Stochastic abstract policies: generalizing knowledge to improve reinforcement learning.

Marcelo L Koga, Valdinei Freire, Anna H R Costa

    IEEE Transactions on Cybernetics
    |May 20, 2014
    PubMed
    Summary
    This summary is machine-generated.

    This study introduces a new reinforcement learning (RL) method using stochastic abstract policies to transfer knowledge.

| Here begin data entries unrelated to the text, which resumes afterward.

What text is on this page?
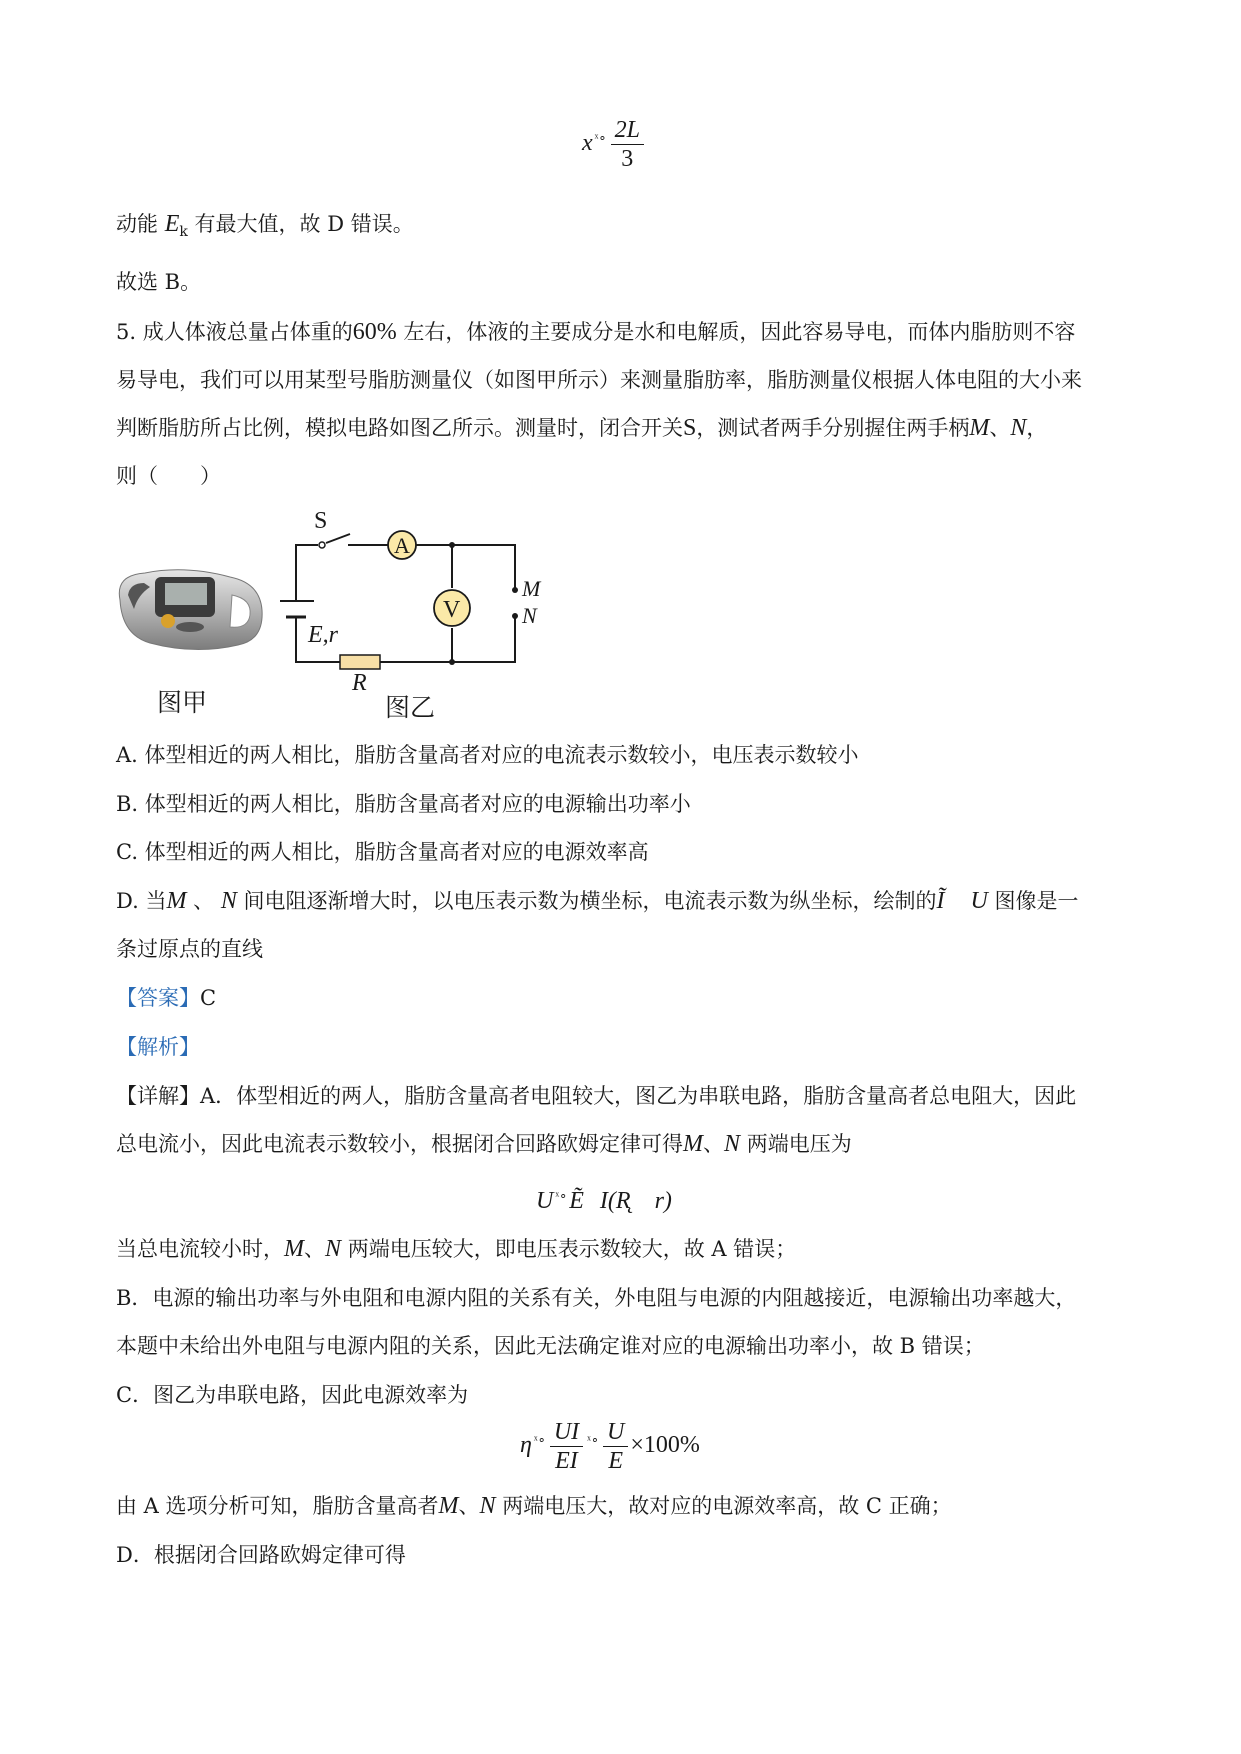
x $^{ˣ\circ} \frac{2L}{3}$
动能 $E_k$ 有最大值，故 D 错误。
故选 B。
5. 成人体液总量占体重的60% 左右，体液的主要成分是水和电解质，因此容易导电，而体内脂肪则不容
易导电，我们可以用某型号脂肪测量仪（如图甲所示）来测量脂肪率，脂肪测量仪根据人体电阻的大小来
判断脂肪所占比例，模拟电路如图乙所示。测量时，闭合开关S，测试者两手分别握住两手柄M、N，
则（　　）
图甲
S
A
V
M
N
E,r
R
图乙
A. 体型相近的两人相比，脂肪含量高者对应的电流表示数较小，电压表示数较小
B. 体型相近的两人相比，脂肪含量高者对应的电源输出功率小
C. 体型相近的两人相比，脂肪含量高者对应的电源效率高
D. 当M 、 N 间电阻逐渐增大时，以电压表示数为横坐标，电流表示数为纵坐标，绘制的Ĩ U 图像是一
条过原点的直线
【答案】C
【解析】
【详解】A．体型相近的两人，脂肪含量高者电阻较大，图乙为串联电路，脂肪含量高者总电阻大，因此
总电流小，因此电流表示数较小，根据闭合回路欧姆定律可得M、N 两端电压为
U $^{ˣ\circ}$Ẽ I(R̨　r)
当总电流较小时，M、N 两端电压较大，即电压表示数较大，故 A 错误；
B．电源的输出功率与外电阻和电源内阻的关系有关，外电阻与电源的内阻越接近，电源输出功率越大，
本题中未给出外电阻与电源内阻的关系，因此无法确定谁对应的电源输出功率小，故 B 错误；
C．图乙为串联电路，因此电源效率为
η $^{ˣ\circ} \frac{UI}{EI} ^{ˣ\circ} \frac{U}{E} \times 100\%$
由 A 选项分析可知，脂肪含量高者M、N 两端电压大，故对应的电源效率高，故 C 正确；
D．根据闭合回路欧姆定律可得
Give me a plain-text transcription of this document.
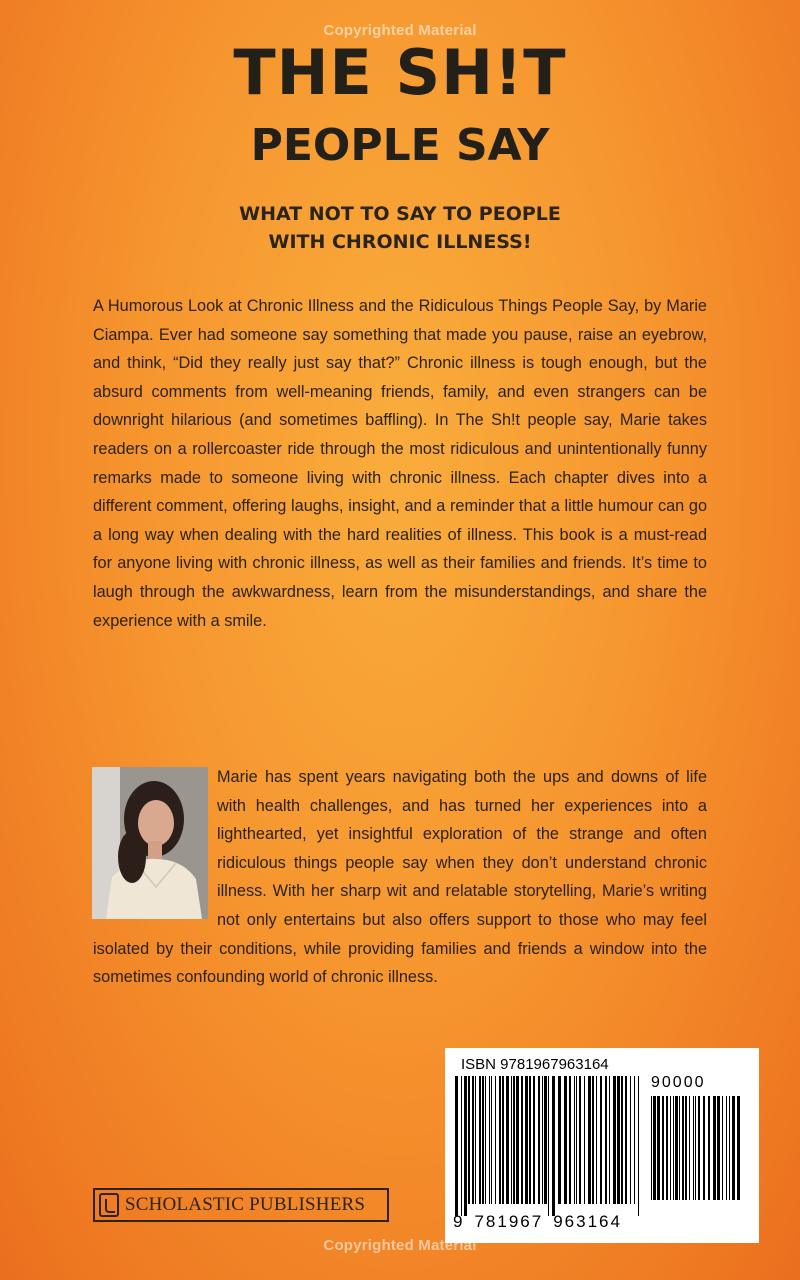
Copyrighted Material
THE SH!T
PEOPLE SAY
WHAT NOT TO SAY TO PEOPLE
WITH CHRONIC ILLNESS!

A Humorous Look at Chronic Illness and the Ridiculous Things People Say, by Marie Ciampa. Ever had someone say something that made you pause, raise an eyebrow, and think, “Did they really just say that?” Chronic illness is tough enough, but the absurd comments from well-meaning friends, family, and even strangers can be downright hilarious (and sometimes baffling). In The Sh!t people say, Marie takes readers on a rollercoaster ride through the most ridiculous and unintentionally funny remarks made to someone living with chronic illness. Each chapter dives into a different comment, offering laughs, insight, and a reminder that a little humour can go a long way when dealing with the hard realities of illness. This book is a must-read for anyone living with chronic illness, as well as their families and friends. It’s time to laugh through the awkwardness, learn from the misunderstandings, and share the experience with a smile.

Marie has spent years navigating both the ups and downs of life with health challenges, and has turned her experiences into a lighthearted, yet insightful exploration of the strange and often ridiculous things people say when they don’t understand chronic illness. With her sharp wit and relatable storytelling, Marie’s writing not only entertains but also offers support to those who may feel isolated by their conditions, while providing families and friends a window into the sometimes confounding world of chronic illness.

ISBN 9781967963164
90000
9 781967 963164
Copyrighted Material
SCHOLASTIC PUBLISHERS
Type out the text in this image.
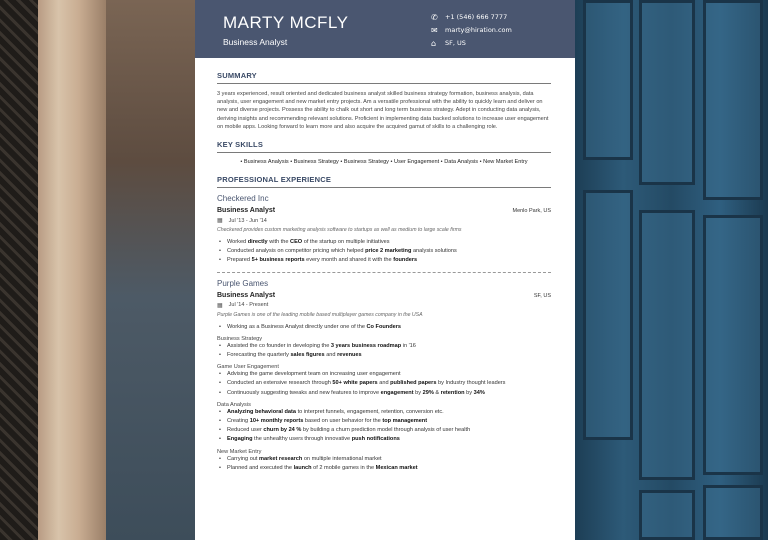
MARTY MCFLY
Business Analyst
✆	+1 (546) 666 7777
✉	marty@hiration.com
⌂	SF, US
SUMMARY
3 years experienced, result oriented and dedicated business analyst skilled business strategy formation, business analysis, data analysis, user engagement and new market entry projects. Am a versatile professional with the ability to quickly learn and deliver on new and diverse projects. Possess the ability to chalk out short and long term business strategy. Adept in conducting data analysis, deriving insights and recommending relevant solutions. Proficient in implementing data backed solutions to increase user engagement on mobile apps. Looking forward to learn more and also acquire the acquired gamut of skills to a challenging role.
KEY SKILLS
• Business Analysis • Business Strategy • Business Strategy • User Engagement • Data Analysis • New Market Entry
PROFESSIONAL EXPERIENCE
Checkered Inc
Business Analyst	Menlo Park, US
▦ Jul '13 - Jun '14
Checkered provides custom marketing analysis software to startups as well as medium to large scale firms
• Worked directly with the CEO of the startup on multiple initiatives
• Conducted analysis on competitor pricing which helped price 2 marketing analysis solutions
• Prepared 5+ business reports every month and shared it with the founders
Purple Games
Business Analyst	SF, US
▦ Jul '14 - Present
Purple Games is one of the leading mobile based multiplayer games company in the USA
• Working as a Business Analyst directly under one of the Co Founders
Business Strategy
• Assisted the co founder in developing the 3 years business roadmap in '16
• Forecasting the quarterly sales figures and revenues
Game User Engagement
• Advising the game development team on increasing user engagement
• Conducted an extensive research through 50+ white papers and published papers by Industry thought leaders
• Continuously suggesting tweaks and new features to improve engagement by 29% & retention by 34%
Data Analysis
• Analyzing behavioral data to interpret funnels, engagement, retention, conversion etc.
• Creating 10+ monthly reports based on user behavior for the top management
• Reduced user churn by 24 % by building a churn prediction model through analysis of user health
• Engaging the unhealthy users through innovative push notifications
New Market Entry
• Carrying out market research on multiple international market
• Planned and executed the launch of 2 mobile games in the Mexican market
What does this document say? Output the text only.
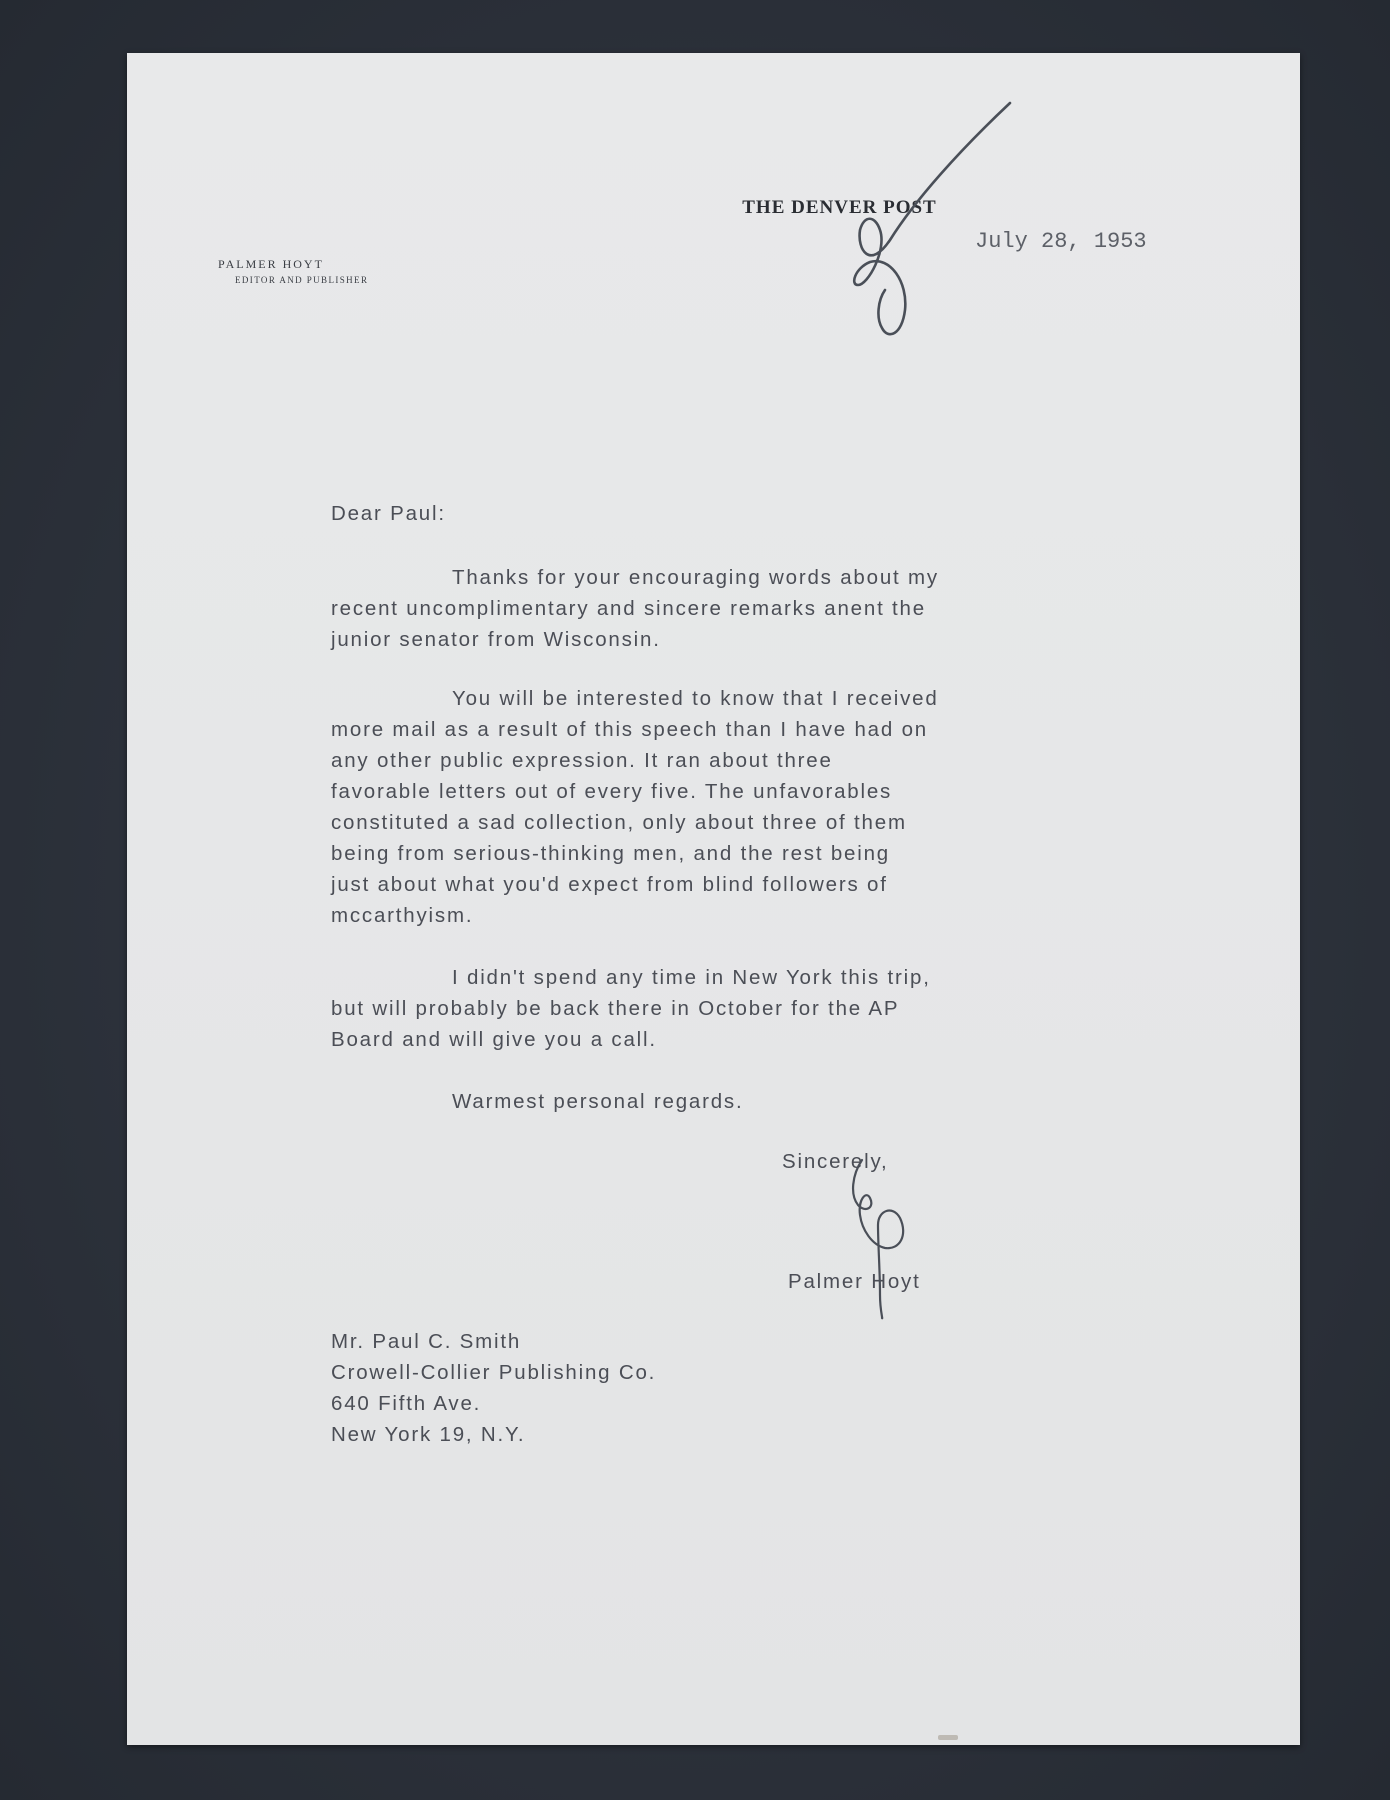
THE DENVER POST
PALMER HOYT
EDITOR AND PUBLISHER
July 28, 1953
Dear Paul:
Thanks for your encouraging words about my
recent uncomplimentary and sincere remarks anent the
junior senator from Wisconsin.
You will be interested to know that I received
more mail as a result of this speech than I have had on
any other public expression. It ran about three
favorable letters out of every five. The unfavorables
constituted a sad collection, only about three of them
being from serious-thinking men, and the rest being
just about what you'd expect from blind followers of
mccarthyism.
I didn't spend any time in New York this trip,
but will probably be back there in October for the AP
Board and will give you a call.
Warmest personal regards.
Sincerely,
Palmer Hoyt
Mr. Paul C. Smith
Crowell-Collier Publishing Co.
640 Fifth Ave.
New York 19, N.Y.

This approach improves learning efficiency by generalizing past experiences, outperforming traditional policy libraries.

    Related Experiment Videos

    Area of Science:

    • Artificial Intelligence
    • Machine Learning
    • Robotics

    Background:

    • Reinforcement learning (RL) agents learn through trial-and-error, which can be time-consuming.
    • Current methods often require learning from scratch, lacking efficient knowledge transfer mechanisms.

    Purpose of the Study:

    • To improve reinforcement learning performance by leveraging prior knowledge from solved tasks.
    • To introduce a novel method for knowledge transfer using generalized stochastic abstract policies.

    Main Methods:

    • Developed a new algorithm, AbsProb-PI-multiple, and a framework for knowledge transfer.
    • Utilized stochastic abstract policies to generalize solutions and identify task similarities.
    • Conducted experiments in a robotic navigation environment.

    Main Results:

    • The proposed method using generalized policies significantly improved agent guidance during learning.
    • Compared to using a library of policies, the generalized approach demonstrated superior performance.
    • Analysis showed effective knowledge transfer and improved learning efficiency.

    Conclusions:

    • Stochastic abstract policies provide an effective way to encode and transfer knowledge in reinforcement learning.
    • Generalizing past experiences through abstract policies outperforms traditional methods for knowledge transfer.
    • This approach enhances learning speed and performance in new RL tasks.